La mort de Terreblanche pourrait cependant radicaliser encore un peu plus une partie de la population sud-africaine, notamment les fermiers blancs isolés. Les fermiers blancs possèdent encore une large majorité des terres arables du pays, et vivent souvent isolés au milieu d’ouvriers noirs plus ou moins bien traités. Les violences sont élevées dans les fermes où près de 1 250 personnes ont été tuées entre 1997 et 2007. « Au cours des derniers mois, les organisations du type de l’AWB ont tenté de se réorganiser autour du thème des meurtres dans les fermes », poursuit Emile Coetzee, de l’université de Johannesburg.
Les partisans de Terreblanche ont promis de se venger.
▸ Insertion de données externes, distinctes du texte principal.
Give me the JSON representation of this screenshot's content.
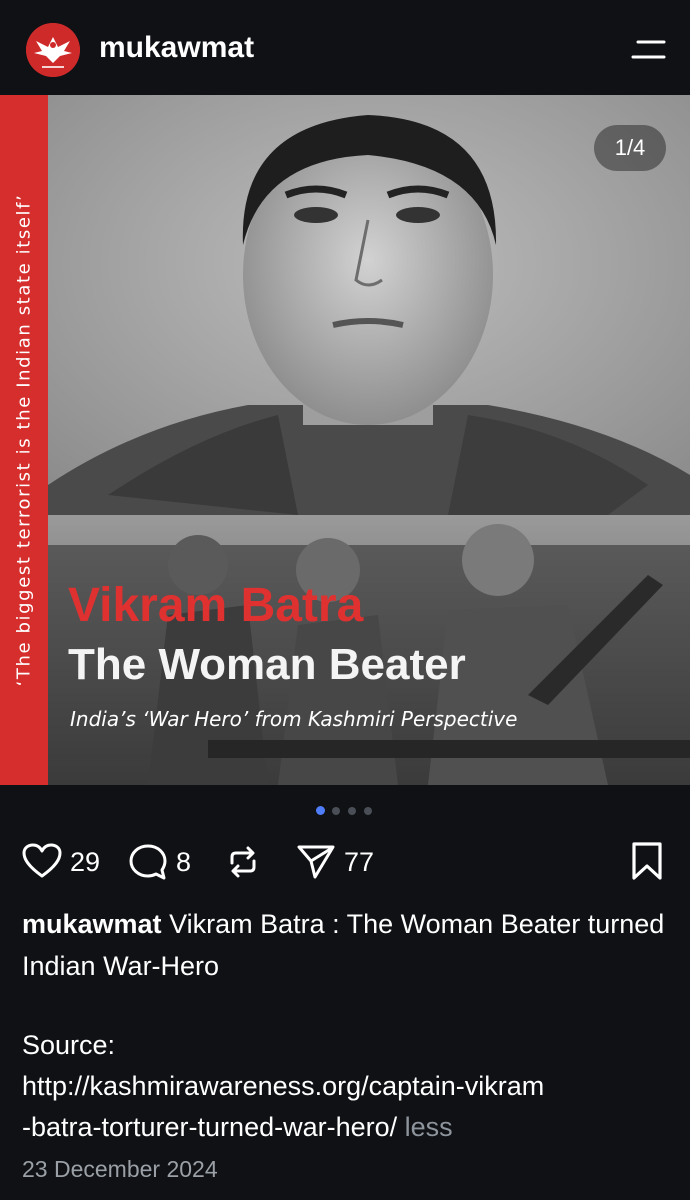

Devant la ferme du leader de l’AWB, où des partisans, armés pour certains, s’étaient rassemblés pour rendre hommage à leur chef de file, un journaliste de l’AFP a entendu le cri « tuez Malema ! »
« TUEZ LE BOER ! »
Julius Malema est le président de la Ligue de la Jeunesse du Congrès national africain (ANC), le parti au pouvoir depuis 1994. Cet habitué des formules sans nuances, qui a déjà été l’objet de menaces, a déclenché une nouvelle polémique ces dernières semaines, en reprenant une ancienne chanson de la lutte contre l’apartheid, dont le refrain appelle à « tuer le Boer [fermier blanc] ».
La chanson vient d’être interdite par la justice, mais l’ANC continue de la défendre, estimant qu’il s’agit d’un héritage historique, et Julius Malema n’hésite pas à l’entonner. Cette polémique a créé beaucoup d’émotion « parce que la chanson a été perçue comme un adoubement de la violence contre les Blancs », analyse David Bruce du Centre pour l’étude de la violence et de la réconcilation. « Le terme boer n’a pas de limites précises, il décrit normalement les fermiers blancs mais peut s’appliquer aux Afrikaners (les descendants des premiers émigrés européens) ou aux Blancs en général », souligne l’analyste.
Pour lui, « la combinaison de cette chanson et du meurtre de Terre’Blanche crée un motif pour une mobilisation de l’extrême droite ».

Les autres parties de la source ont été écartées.